It’s not easy to replace a legend, which is exactly what Clemson quarterback Kelly Bryant was faced with in 2017.
After spending two years as Deshaun Watson‘s backup, it was time for Bryant to take over, and for the most part he led Clemson to similar success as his predecessor. The Tigers won yet another ACC title and advanced to the College Football Playoff for the third consecutive year.
However, the offense looked different without Watson. While Bryant has a similar skill set in terms of his mobility, his passing ability often stalled the Clemson offense.
Here’s a look at Bryant’s 2017 passing chart, followed by some notes on his season:
- Kelly Bryant’s downfield passing numbers severely limited Clemson’s big-play ability and appeared to play a role in the play calling.
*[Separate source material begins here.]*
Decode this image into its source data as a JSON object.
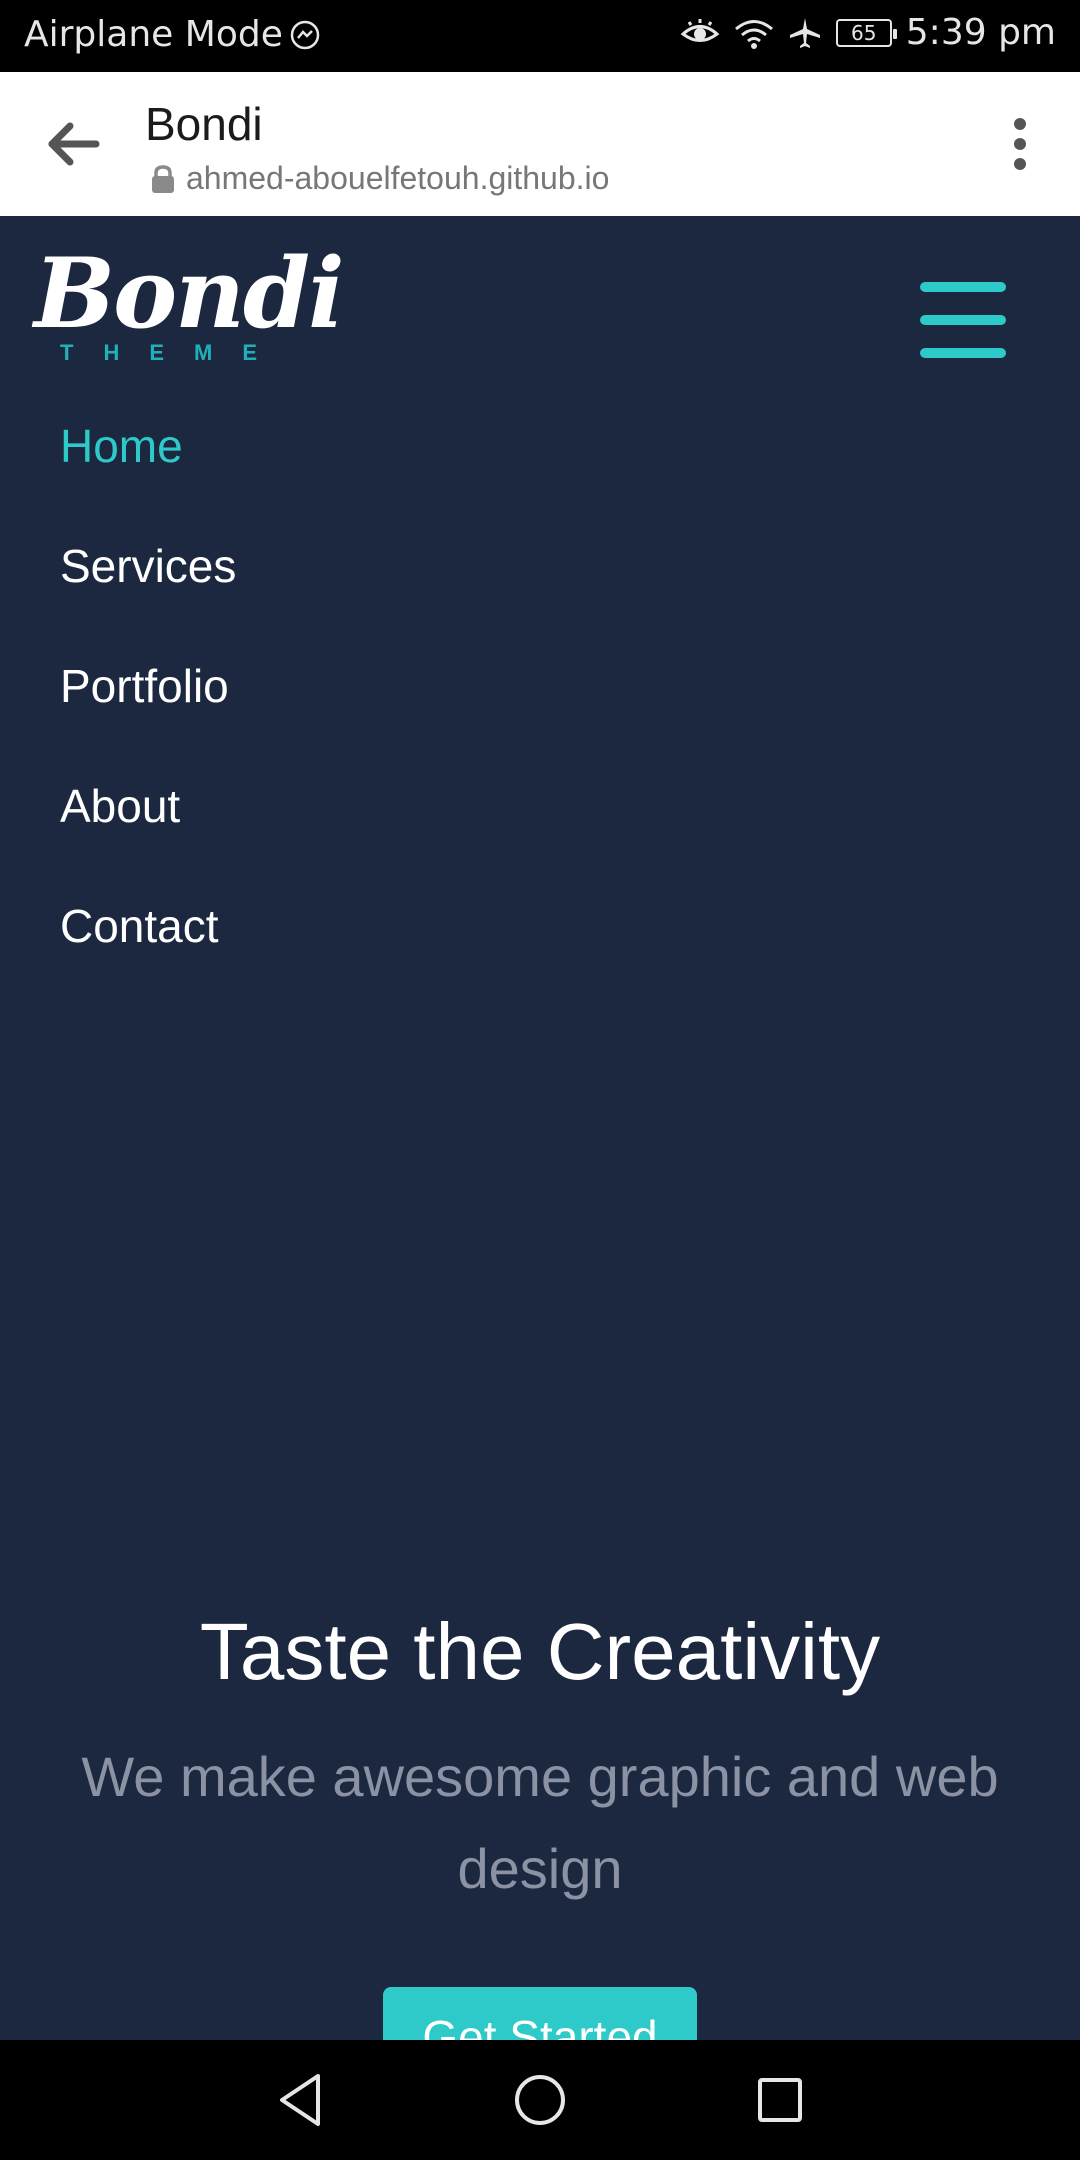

Bryant completed just 25.6 percent of his passes thrown 20 or more yards downfield, a huge dropoff from Watson’s 40 percent a season ago. Additionally, Bryant’s 43 pass attempts at 20+ yards downfield were less than half of Watson’s 90 attempts. In fact, Watson threw more touchdown passes 20+ yards downfield (13) than Bryant had total completions at that depth (11).
- Bryant’s struggles as a passer weren’t limited just to deep throws, however. On attempts 10 or more yards downfield, Bryant completed just 46.3 percent of his throws, with eight touchdowns and five interceptions. Overall, Bryant’s average completion traveled just 5.6 yards in the air.
- Some fans might be inclined to point out that Bryant was hurt by drops this season, which is true to an extent. Clemson’s leading receiver Deon Cain had a disappointing 12.5 percent drop rate. However, Bryant’s receivers only had an overall drop rate of 8.0 percent, which was actually an improvement from the 10.5 percent drop rate Watson suffered from a season ago.
- One of the bright spots in Bryant’s season was his ability to handle pressure. He completed exactly 50 percent of his attempts under pressure (excluding throw aways) and averaged a respectable 6.3 yards per attempt. In total, Bryant was pressured 110 times in 2017 (24.3 percent of his total dropbacks). Including plays on which he scrambled, 35.4 percent of those pressures resulted in a gain of positive yards. That’s not quite on Watson’s level—he turned a remarkable 47.6 percent of his pressures into positive gains—but it’s a strong performance from a first-year starting quarterback.